デリクを誘っていたオリアナは、ヴィンセントとペアを組んだことを彼に報告していた。デリクは「オリアナから誘ったくせに」なんて嫌み一つ言うこと無く祝ってくれた。

「エルシャさんが最近わたわたしてるのを見る度に、よかったねえ、ってクラスで話題になるんだよ」

「えっ!? クラスで?! なんで?! やだ、やだやめて……」

今なら、恥ずかしさで死ねるかもしれない。オリアナは気を紛らわすために、神経質なほど完璧にレポートの角を揃える。

「あはは。みんなようやくかな、って喜んでるんだよ」

「喜んでるの!? わ、私、見守られてたの!?」

「え? 知らなかったの?」

全く知らなかった。オリアナはヴィンセントしか見ていなかったし、祝福されるような関係性をクラスメイトと築けているとも思っていなかったからだ。みんな、オリアナが思っている以上に、仲間意識を持ってくれていたのだ。嬉しいが、タイミング的に恥ずかしすぎる。
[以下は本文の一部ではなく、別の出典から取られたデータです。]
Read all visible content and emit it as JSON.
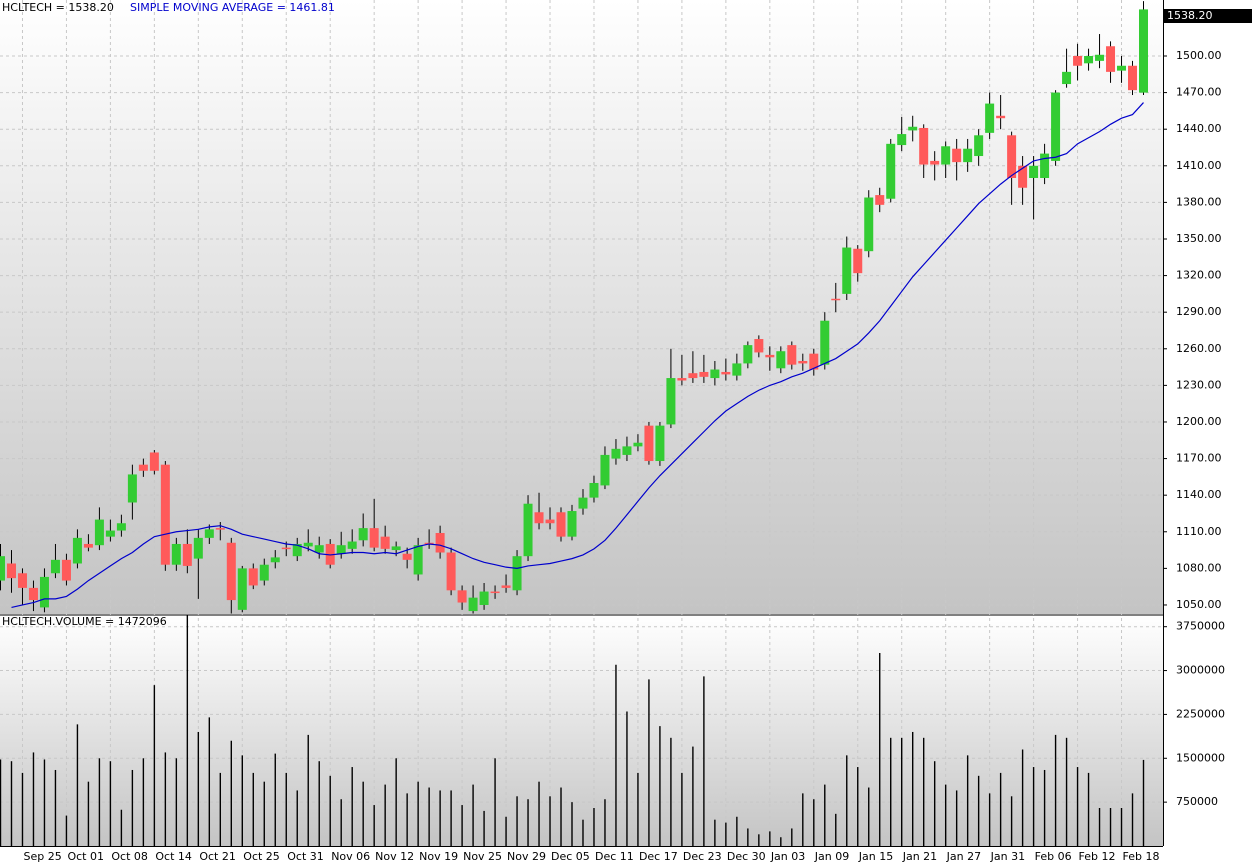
{
  "chart_data": [
    {
      "type": "candlestick",
      "title": "HCLTECH = 1538.20",
      "last_label": "1538.20",
      "up_color": "#33cc33",
      "down_color": "#ff5a5a",
      "categories": [
        null,
        null,
        "Sep 25",
        null,
        null,
        null,
        "Oct 01",
        null,
        null,
        null,
        "Oct 08",
        null,
        null,
        null,
        "Oct 14",
        null,
        null,
        null,
        "Oct 21",
        null,
        null,
        null,
        "Oct 25",
        null,
        null,
        null,
        "Oct 31",
        null,
        null,
        null,
        "Nov 06",
        null,
        null,
        null,
        "Nov 12",
        null,
        null,
        null,
        "Nov 19",
        null,
        null,
        null,
        "Nov 25",
        null,
        null,
        null,
        "Nov 29",
        null,
        null,
        null,
        "Dec 05",
        null,
        null,
        null,
        "Dec 11",
        null,
        null,
        null,
        "Dec 17",
        null,
        null,
        null,
        "Dec 23",
        null,
        null,
        null,
        "Dec 30",
        null,
        null,
        null,
        "Jan 03",
        null,
        null,
        null,
        "Jan 09",
        null,
        null,
        null,
        "Jan 15",
        null,
        null,
        null,
        "Jan 21",
        null,
        null,
        null,
        "Jan 27",
        null,
        null,
        null,
        "Jan 31",
        null,
        null,
        null,
        "Feb 06",
        null,
        null,
        null,
        "Feb 12",
        null,
        null,
        null,
        "Feb 18",
        null,
        null
      ],
      "open": [
        1070,
        1084,
        1076,
        1064,
        1048,
        1076,
        1087,
        1084,
        1100,
        1099,
        1106,
        1111,
        1134,
        1165,
        1175,
        1165,
        1083,
        1100,
        1088,
        1105,
        1113,
        1101,
        1046,
        1080,
        1070,
        1085,
        1097,
        1090,
        1098,
        1093,
        1100,
        1092,
        1096,
        1103,
        1113,
        1106,
        1095,
        1092,
        1075,
        1101,
        1109,
        1093,
        1062,
        1045,
        1050,
        1061,
        1066,
        1062,
        1090,
        1126,
        1120,
        1126,
        1106,
        1129,
        1138,
        1148,
        1170,
        1173,
        1180,
        1197,
        1168,
        1198,
        1236,
        1240,
        1241,
        1236,
        1241,
        1238,
        1248,
        1268,
        1255,
        1244,
        1263,
        1250,
        1256,
        1247,
        1301,
        1305,
        1342,
        1340,
        1386,
        1383,
        1427,
        1439,
        1441,
        1414,
        1411,
        1424,
        1413,
        1418,
        1437,
        1451,
        1435,
        1410,
        1400,
        1400,
        1414,
        1477,
        1500,
        1494,
        1496,
        1508,
        1488,
        1492,
        1470
      ],
      "high": [
        1100,
        1095,
        1080,
        1070,
        1080,
        1100,
        1092,
        1112,
        1108,
        1130,
        1120,
        1124,
        1165,
        1170,
        1177,
        1168,
        1105,
        1112,
        1112,
        1116,
        1118,
        1105,
        1082,
        1084,
        1088,
        1095,
        1102,
        1105,
        1112,
        1106,
        1104,
        1110,
        1112,
        1125,
        1137,
        1115,
        1102,
        1097,
        1105,
        1112,
        1115,
        1097,
        1066,
        1066,
        1068,
        1066,
        1075,
        1095,
        1140,
        1142,
        1130,
        1130,
        1132,
        1145,
        1156,
        1180,
        1186,
        1188,
        1190,
        1200,
        1200,
        1260,
        1255,
        1258,
        1255,
        1250,
        1252,
        1256,
        1266,
        1271,
        1262,
        1262,
        1266,
        1256,
        1260,
        1290,
        1314,
        1352,
        1345,
        1390,
        1392,
        1432,
        1450,
        1451,
        1444,
        1422,
        1430,
        1432,
        1432,
        1440,
        1470,
        1468,
        1438,
        1418,
        1418,
        1428,
        1472,
        1506,
        1510,
        1506,
        1518,
        1512,
        1500,
        1496,
        1545
      ],
      "low": [
        1062,
        1060,
        1050,
        1045,
        1044,
        1072,
        1066,
        1080,
        1094,
        1095,
        1102,
        1106,
        1120,
        1155,
        1157,
        1078,
        1078,
        1076,
        1055,
        1100,
        1103,
        1043,
        1044,
        1063,
        1066,
        1080,
        1090,
        1086,
        1094,
        1088,
        1080,
        1088,
        1092,
        1098,
        1094,
        1092,
        1090,
        1080,
        1070,
        1096,
        1088,
        1058,
        1046,
        1043,
        1046,
        1055,
        1060,
        1058,
        1086,
        1112,
        1112,
        1102,
        1103,
        1124,
        1134,
        1145,
        1165,
        1168,
        1176,
        1165,
        1164,
        1195,
        1230,
        1232,
        1232,
        1230,
        1234,
        1234,
        1244,
        1253,
        1242,
        1240,
        1243,
        1242,
        1238,
        1243,
        1290,
        1300,
        1315,
        1335,
        1372,
        1380,
        1422,
        1430,
        1400,
        1398,
        1400,
        1398,
        1405,
        1410,
        1432,
        1440,
        1378,
        1378,
        1366,
        1395,
        1410,
        1474,
        1480,
        1488,
        1490,
        1478,
        1478,
        1468,
        1468
      ],
      "close": [
        1090,
        1072,
        1064,
        1054,
        1073,
        1087,
        1070,
        1105,
        1097,
        1120,
        1111,
        1117,
        1157,
        1160,
        1160,
        1083,
        1100,
        1082,
        1105,
        1112,
        1112,
        1054,
        1080,
        1066,
        1083,
        1089,
        1096,
        1100,
        1101,
        1099,
        1083,
        1099,
        1102,
        1113,
        1097,
        1096,
        1098,
        1087,
        1099,
        1100,
        1093,
        1062,
        1052,
        1056,
        1061,
        1060,
        1064,
        1090,
        1133,
        1117,
        1117,
        1106,
        1127,
        1138,
        1150,
        1173,
        1178,
        1180,
        1183,
        1168,
        1197,
        1236,
        1234,
        1236,
        1237,
        1243,
        1239,
        1248,
        1263,
        1257,
        1253,
        1258,
        1247,
        1248,
        1243,
        1283,
        1300,
        1343,
        1322,
        1384,
        1378,
        1428,
        1436,
        1442,
        1411,
        1411,
        1426,
        1413,
        1424,
        1435,
        1461,
        1449,
        1400,
        1392,
        1410,
        1420,
        1470,
        1487,
        1492,
        1500,
        1501,
        1487,
        1492,
        1472,
        1538.2
      ],
      "sma": {
        "name": "SIMPLE MOVING AVERAGE = 1461.81",
        "color": "#0000cc",
        "values": [
          null,
          1048,
          1050,
          1052,
          1055,
          1055,
          1057,
          1063,
          1070,
          1076,
          1082,
          1088,
          1093,
          1100,
          1106,
          1108,
          1110,
          1111,
          1112,
          1114,
          1115,
          1112,
          1108,
          1106,
          1104,
          1102,
          1100,
          1099,
          1096,
          1092,
          1091,
          1092,
          1093,
          1093,
          1092,
          1093,
          1092,
          1095,
          1098,
          1100,
          1099,
          1096,
          1092,
          1088,
          1085,
          1083,
          1081,
          1080,
          1082,
          1083,
          1084,
          1086,
          1088,
          1091,
          1096,
          1103,
          1113,
          1124,
          1135,
          1146,
          1156,
          1165,
          1174,
          1183,
          1192,
          1201,
          1209,
          1215,
          1221,
          1226,
          1230,
          1233,
          1237,
          1240,
          1244,
          1248,
          1252,
          1258,
          1264,
          1273,
          1283,
          1295,
          1307,
          1319,
          1329,
          1339,
          1349,
          1359,
          1369,
          1379,
          1387,
          1395,
          1402,
          1408,
          1414,
          1416,
          1417,
          1420,
          1428,
          1433,
          1438,
          1444,
          1449,
          1452,
          1461.81
        ]
      },
      "ylim": [
        1042.6,
        1545.9
      ],
      "yticks": [
        {
          "value": 1050,
          "label": "1050.00"
        },
        {
          "value": 1080,
          "label": "1080.00"
        },
        {
          "value": 1110,
          "label": "1110.00"
        },
        {
          "value": 1140,
          "label": "1140.00"
        },
        {
          "value": 1170,
          "label": "1170.00"
        },
        {
          "value": 1200,
          "label": "1200.00"
        },
        {
          "value": 1230,
          "label": "1230.00"
        },
        {
          "value": 1260,
          "label": "1260.00"
        },
        {
          "value": 1290,
          "label": "1290.00"
        },
        {
          "value": 1320,
          "label": "1320.00"
        },
        {
          "value": 1350,
          "label": "1350.00"
        },
        {
          "value": 1380,
          "label": "1380.00"
        },
        {
          "value": 1410,
          "label": "1410.00"
        },
        {
          "value": 1440,
          "label": "1440.00"
        },
        {
          "value": 1470,
          "label": "1470.00"
        },
        {
          "value": 1500,
          "label": "1500.00"
        }
      ],
      "grid": true
    },
    {
      "type": "bar",
      "title": "HCLTECH.VOLUME = 1472096",
      "color": "#000000",
      "values": [
        1480000,
        1450000,
        1250000,
        1600000,
        1480000,
        1300000,
        520000,
        2080000,
        1100000,
        1500000,
        1450000,
        620000,
        1300000,
        1500000,
        2750000,
        1600000,
        1500000,
        3950000,
        1950000,
        2200000,
        1250000,
        1800000,
        1550000,
        1250000,
        1100000,
        1580000,
        1250000,
        950000,
        1900000,
        1450000,
        1200000,
        800000,
        1350000,
        1100000,
        700000,
        1050000,
        1500000,
        900000,
        1100000,
        1000000,
        950000,
        950000,
        700000,
        1050000,
        600000,
        1500000,
        500000,
        850000,
        800000,
        1100000,
        850000,
        1000000,
        750000,
        450000,
        650000,
        800000,
        3100000,
        2300000,
        1250000,
        2850000,
        2050000,
        1850000,
        1250000,
        1700000,
        2900000,
        450000,
        400000,
        500000,
        300000,
        200000,
        250000,
        150000,
        300000,
        900000,
        800000,
        1050000,
        550000,
        1550000,
        1350000,
        1000000,
        3300000,
        1850000,
        1850000,
        1950000,
        1850000,
        1450000,
        1050000,
        950000,
        1550000,
        1200000,
        900000,
        1250000,
        850000,
        1650000,
        1350000,
        1300000,
        1900000,
        1850000,
        1350000,
        1250000,
        650000,
        650000,
        650000,
        900000,
        1472096
      ],
      "ylim": [
        0,
        3950000
      ],
      "yticks": [
        750000,
        1500000,
        2250000,
        3000000,
        3750000
      ],
      "grid": true
    }
  ]
}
「待って、まだそういう、喜ばれるような、そういう関係では無い」

「そうなんだ」

「そうなんです」

「わかりました」

表面上、オリアナの意見を尊重してはくれたが、デリクはあまり信じていないようだった。

それに、万が一オリアナとヴィンセントと恋人になれたとしても、ヤナとアズラクのようにずっと一緒にいられるわけでは無い。卒業すれば、彼もオリアナも、家のために動く身となる。

「ずっと一緒」なんて、オリアナとヴィンセントにはあり得ない。

「まあ、五年間一緒のクラスにいたけど、こんなエルシャさんが見られる日が来るとは僕は思って無かったな。なんだかんだで、三つ四つ年上の先輩、って感じしてたからな。エルシャさん」

「えっ!? 私が?! なんで?」

思いもがけないことを言われ、オリアナは驚いて目を見開く。

「んー……。物事への構え方が、僕たちと違うように見えたんだよね。何があってもずっしり構えてて、余裕があるというか」

「へえ~~」

へえ~とオリアナは関心したように何度か頷いた。

自分では年上風を吹かせているつもりは無かったが、二度目の人生だからこその特徴が出ていたのかも知れない。

「だからこそ、恋してるエルシャさんが見られるの、なんか、こう……感慨深いよね」

「感慨深くならないで。厳密に言い切らないで」

まとめたレポートで顔を覆いながら、消え入るような声でオリアナが言う。

「あんなにところ構わず、好き好き言ってたのに」

本当にその通りだ。デリクの言葉に耳まで真っ赤にして、オリアナはレポートに隠れる。

「エルシャさん駄目駄目っ! レポート、ぎゅって握っちゃ」

「あああ、ごめん、本当にごめんっ」

(もうっ! 何から何まで上手くいかない!)

皺が寄ったレポートを、オリアナは狼狽しながら手で伸ばした。